Ran the 460 for all of the apple, and it handled it really well, it wasn't until like 2/3 of the way through that I remembered that I still had the 8-tooth sprocket on it. For the maple I started with the 460, but it was bogging down a little, so instead of changing over the sprocket, I just switched to the 660. That was definitely overkill. 

Used full-chisel, full-skip Stihl chain, and it only needed a little touch-up after about 100 linear feet, but at only about 10" wide cuts at the widest. (Amazing I didn't find any metal in the apple) 

Question though: anybody have any experience with apple wood? Is it useable? If not, I've got some nicely milled material for smoking.


----------



## Lakeside53 (Mar 26, 2006)

Apple is very similar to maple... and a very nice stable wood. 

Nice jig... small wood is a pain a standard alaska mill.


----------



## woodshop (Apr 14, 2006)

tek9tim said:


> Question though: anybody have any experience with apple wood? Is it useable? If not, I've got some nicely milled material for smoking.

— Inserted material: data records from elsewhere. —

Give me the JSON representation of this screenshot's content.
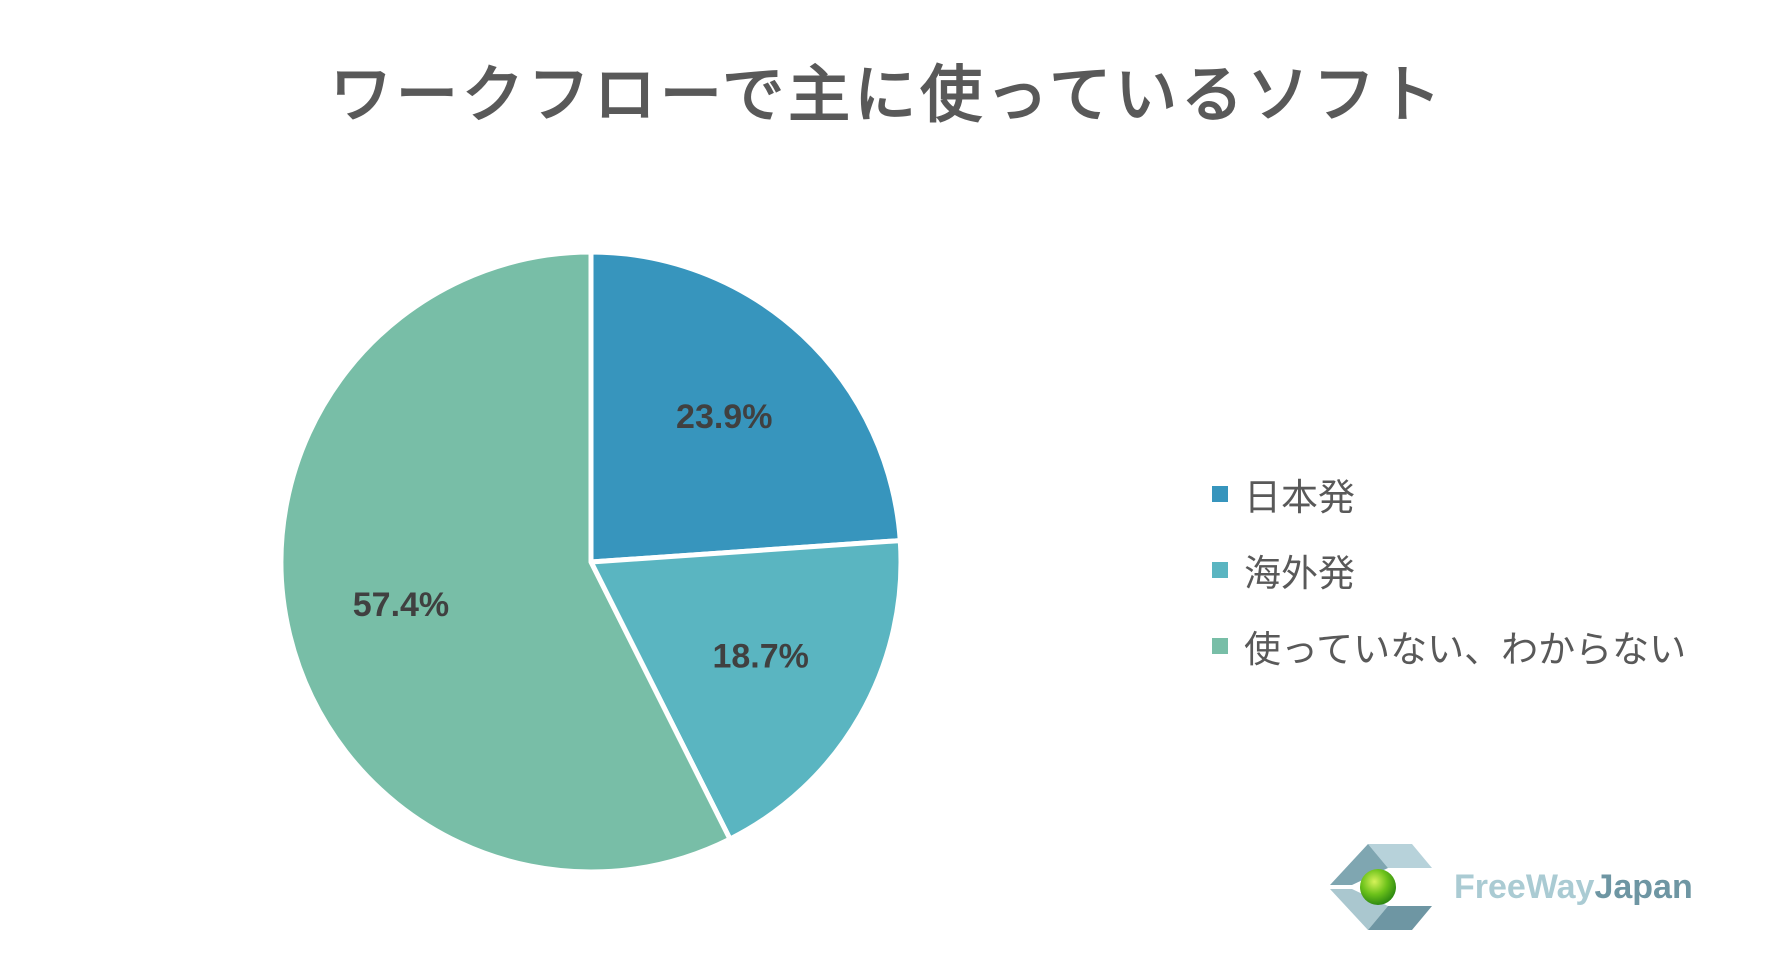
{
  "chart_data": {
    "type": "pie",
    "title": "ワークフローで主に使っているソフト",
    "slices": [
      {
        "label": "日本発",
        "value": 23.9,
        "value_label": "23.9%",
        "color": "#3795bd"
      },
      {
        "label": "海外発",
        "value": 18.7,
        "value_label": "18.7%",
        "color": "#5ab5c1"
      },
      {
        "label": "使っていない、わからない",
        "value": 57.4,
        "value_label": "57.4%",
        "color": "#78bea7"
      }
    ],
    "legend_position": "right"
  },
  "logo": {
    "name": "freewayjapan-logo-icon",
    "text_part1": "FreeWay",
    "text_part2": "Japan"
  }
}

Had to comment on the apple. I love making small items out of it, as it often has wild looking grain, odd random red and brown streaks and also often is full of nice tight little pin knots that add character to the piece. You need sharp tools to work it or you get tear out. But, in my experience, it's a real pain to dry, twists up like a pretzel no matter how I do it. Cracks, checks, shrinks. So now I never mill less than 2 inch apple, otherwise by the time you take out the twist you have nothing left at the ends of the board. I've had best luck milling thick stuff and then when its dry, just resaw it into thinner stock after taking the twist out. Maybe I just got some wild apple trees, or maybe its just the apple in this area, but every one I've tried to dry had more twist than most other wood.


----------